Barley leaf stripe, caused by Pyrenophora graminea, is an essential systemic seed-borne disease in barley worldwide. Barley is a major cereal crop in the Qinghai–Tibet Plateau, and barley production has been threatened by leaf stripe in this region, particularly in organic farming regions. Detecting the pathogen in infected barley seeds is crucial for managing barley leaf stripe.
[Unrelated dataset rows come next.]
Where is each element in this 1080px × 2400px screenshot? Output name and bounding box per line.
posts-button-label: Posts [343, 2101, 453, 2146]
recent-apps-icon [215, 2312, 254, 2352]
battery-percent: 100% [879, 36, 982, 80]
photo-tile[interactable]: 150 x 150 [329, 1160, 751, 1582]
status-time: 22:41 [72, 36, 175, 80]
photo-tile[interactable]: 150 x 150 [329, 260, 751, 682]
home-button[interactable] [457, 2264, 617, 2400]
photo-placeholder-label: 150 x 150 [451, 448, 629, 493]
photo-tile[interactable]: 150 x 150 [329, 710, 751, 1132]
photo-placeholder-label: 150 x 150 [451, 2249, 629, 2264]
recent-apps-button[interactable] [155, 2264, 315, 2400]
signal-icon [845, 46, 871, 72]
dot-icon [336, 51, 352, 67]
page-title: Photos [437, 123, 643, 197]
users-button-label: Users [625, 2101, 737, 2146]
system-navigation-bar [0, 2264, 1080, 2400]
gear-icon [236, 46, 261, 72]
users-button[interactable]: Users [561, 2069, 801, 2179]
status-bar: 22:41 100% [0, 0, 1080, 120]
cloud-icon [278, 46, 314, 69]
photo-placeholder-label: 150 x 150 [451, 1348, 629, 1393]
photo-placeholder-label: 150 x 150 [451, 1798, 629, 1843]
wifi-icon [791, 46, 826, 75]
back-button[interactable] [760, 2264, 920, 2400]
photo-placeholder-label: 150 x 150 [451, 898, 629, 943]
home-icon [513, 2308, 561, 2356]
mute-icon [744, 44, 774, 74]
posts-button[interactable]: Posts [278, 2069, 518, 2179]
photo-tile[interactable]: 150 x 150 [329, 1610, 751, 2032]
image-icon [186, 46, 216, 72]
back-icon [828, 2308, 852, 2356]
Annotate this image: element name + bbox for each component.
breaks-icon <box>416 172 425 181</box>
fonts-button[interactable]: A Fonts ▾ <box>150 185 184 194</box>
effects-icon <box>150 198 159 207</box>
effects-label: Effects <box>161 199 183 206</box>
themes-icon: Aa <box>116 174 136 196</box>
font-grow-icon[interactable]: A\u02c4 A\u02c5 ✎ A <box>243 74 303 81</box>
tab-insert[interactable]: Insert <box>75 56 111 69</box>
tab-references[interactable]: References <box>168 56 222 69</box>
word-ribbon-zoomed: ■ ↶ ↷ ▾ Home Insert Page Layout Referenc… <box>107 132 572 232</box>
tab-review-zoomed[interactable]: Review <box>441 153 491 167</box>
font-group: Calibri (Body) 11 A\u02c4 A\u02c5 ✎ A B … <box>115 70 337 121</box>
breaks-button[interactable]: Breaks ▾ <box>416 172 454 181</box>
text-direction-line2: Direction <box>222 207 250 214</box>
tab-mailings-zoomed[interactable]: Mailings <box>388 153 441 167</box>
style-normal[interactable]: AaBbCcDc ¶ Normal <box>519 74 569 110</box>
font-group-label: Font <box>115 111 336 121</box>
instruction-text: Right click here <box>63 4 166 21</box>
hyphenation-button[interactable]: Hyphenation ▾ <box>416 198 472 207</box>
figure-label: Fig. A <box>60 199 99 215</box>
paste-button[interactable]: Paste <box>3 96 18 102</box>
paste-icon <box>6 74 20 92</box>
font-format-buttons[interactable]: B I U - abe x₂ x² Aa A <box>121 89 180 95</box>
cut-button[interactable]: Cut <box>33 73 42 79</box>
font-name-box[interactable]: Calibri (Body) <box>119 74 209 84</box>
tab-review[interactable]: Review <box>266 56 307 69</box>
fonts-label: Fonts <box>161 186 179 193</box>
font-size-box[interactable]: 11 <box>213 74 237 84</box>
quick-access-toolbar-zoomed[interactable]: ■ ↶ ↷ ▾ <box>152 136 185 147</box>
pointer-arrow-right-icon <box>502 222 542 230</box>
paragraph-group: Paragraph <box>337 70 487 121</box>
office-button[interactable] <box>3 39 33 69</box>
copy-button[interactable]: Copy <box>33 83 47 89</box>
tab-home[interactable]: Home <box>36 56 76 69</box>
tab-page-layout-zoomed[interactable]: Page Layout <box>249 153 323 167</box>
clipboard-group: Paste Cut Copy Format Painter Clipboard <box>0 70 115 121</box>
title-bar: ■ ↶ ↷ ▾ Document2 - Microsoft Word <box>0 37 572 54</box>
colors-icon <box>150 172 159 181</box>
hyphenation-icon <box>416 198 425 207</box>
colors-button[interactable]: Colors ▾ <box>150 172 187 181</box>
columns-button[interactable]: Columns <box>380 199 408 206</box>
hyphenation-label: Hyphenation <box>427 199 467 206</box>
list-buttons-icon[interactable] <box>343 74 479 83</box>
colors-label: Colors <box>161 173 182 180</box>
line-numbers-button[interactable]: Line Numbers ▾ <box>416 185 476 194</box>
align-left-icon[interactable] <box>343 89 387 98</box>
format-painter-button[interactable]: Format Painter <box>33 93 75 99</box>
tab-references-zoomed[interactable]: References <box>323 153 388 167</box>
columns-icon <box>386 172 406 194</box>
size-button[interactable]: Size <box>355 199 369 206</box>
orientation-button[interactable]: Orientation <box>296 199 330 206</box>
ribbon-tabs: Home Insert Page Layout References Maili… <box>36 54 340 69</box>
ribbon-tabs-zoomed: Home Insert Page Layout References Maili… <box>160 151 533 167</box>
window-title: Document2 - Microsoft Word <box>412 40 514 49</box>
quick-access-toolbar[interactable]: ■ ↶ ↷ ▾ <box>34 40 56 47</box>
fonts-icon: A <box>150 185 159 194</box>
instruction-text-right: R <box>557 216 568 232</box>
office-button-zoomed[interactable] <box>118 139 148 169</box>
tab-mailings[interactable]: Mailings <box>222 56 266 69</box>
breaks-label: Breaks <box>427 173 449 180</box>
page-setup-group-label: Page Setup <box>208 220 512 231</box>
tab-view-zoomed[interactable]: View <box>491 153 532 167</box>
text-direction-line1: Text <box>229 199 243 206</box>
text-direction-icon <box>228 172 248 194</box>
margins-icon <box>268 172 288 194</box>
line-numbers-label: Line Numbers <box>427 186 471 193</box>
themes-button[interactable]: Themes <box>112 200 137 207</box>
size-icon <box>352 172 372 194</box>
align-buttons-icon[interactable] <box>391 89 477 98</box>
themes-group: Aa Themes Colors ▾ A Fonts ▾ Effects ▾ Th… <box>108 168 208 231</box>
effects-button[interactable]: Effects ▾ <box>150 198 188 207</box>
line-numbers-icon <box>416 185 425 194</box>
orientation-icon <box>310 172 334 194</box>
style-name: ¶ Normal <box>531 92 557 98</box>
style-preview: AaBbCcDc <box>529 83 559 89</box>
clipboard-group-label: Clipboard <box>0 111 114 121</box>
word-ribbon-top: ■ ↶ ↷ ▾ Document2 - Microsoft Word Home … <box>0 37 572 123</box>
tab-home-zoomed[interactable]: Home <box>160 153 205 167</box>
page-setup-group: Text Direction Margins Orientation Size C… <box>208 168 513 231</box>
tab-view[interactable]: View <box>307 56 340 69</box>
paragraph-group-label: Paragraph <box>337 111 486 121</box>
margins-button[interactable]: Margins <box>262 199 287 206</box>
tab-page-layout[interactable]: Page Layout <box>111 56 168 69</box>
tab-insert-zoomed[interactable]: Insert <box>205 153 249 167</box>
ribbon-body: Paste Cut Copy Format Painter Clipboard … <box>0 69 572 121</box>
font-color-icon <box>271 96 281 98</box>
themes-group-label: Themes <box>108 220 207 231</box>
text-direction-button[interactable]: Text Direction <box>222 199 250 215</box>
In this study, a loop-mediated isothermal amplification (LAMP) assay was developed to detect the pathogen based on primers designed based on the sequence of the pig 14 gene (GenBank: AJ277800) of P. graminea. The optimal concentrations of MgSO4, dNTPs, and enzymes in the LAMP reaction system were established as 10.0 mM, 1.0 mM, and 8 U in a 25 μL reaction volume, respectively. The established LAMP methods for detecting P. graminea were optimally performed at 63 °C for 70 min with high reliability. The minimum detection limit was 1 × 10−2 ng·μL−1 in the 25 uL reaction system. The specificity of LAMP for P. graminea was validated with eight fungal species. All DNA extracts from P. graminea-infected barley seeds with incubation, intact, and smashed treatments were applied in LAMP and confirmed to enable the detection of the pathogen. The LAMP assay in this study could facilitate the detection of P. graminea in barley seeds onsite, provide information for seed health certificates, and help decide on seed treatment in leaf stripe management.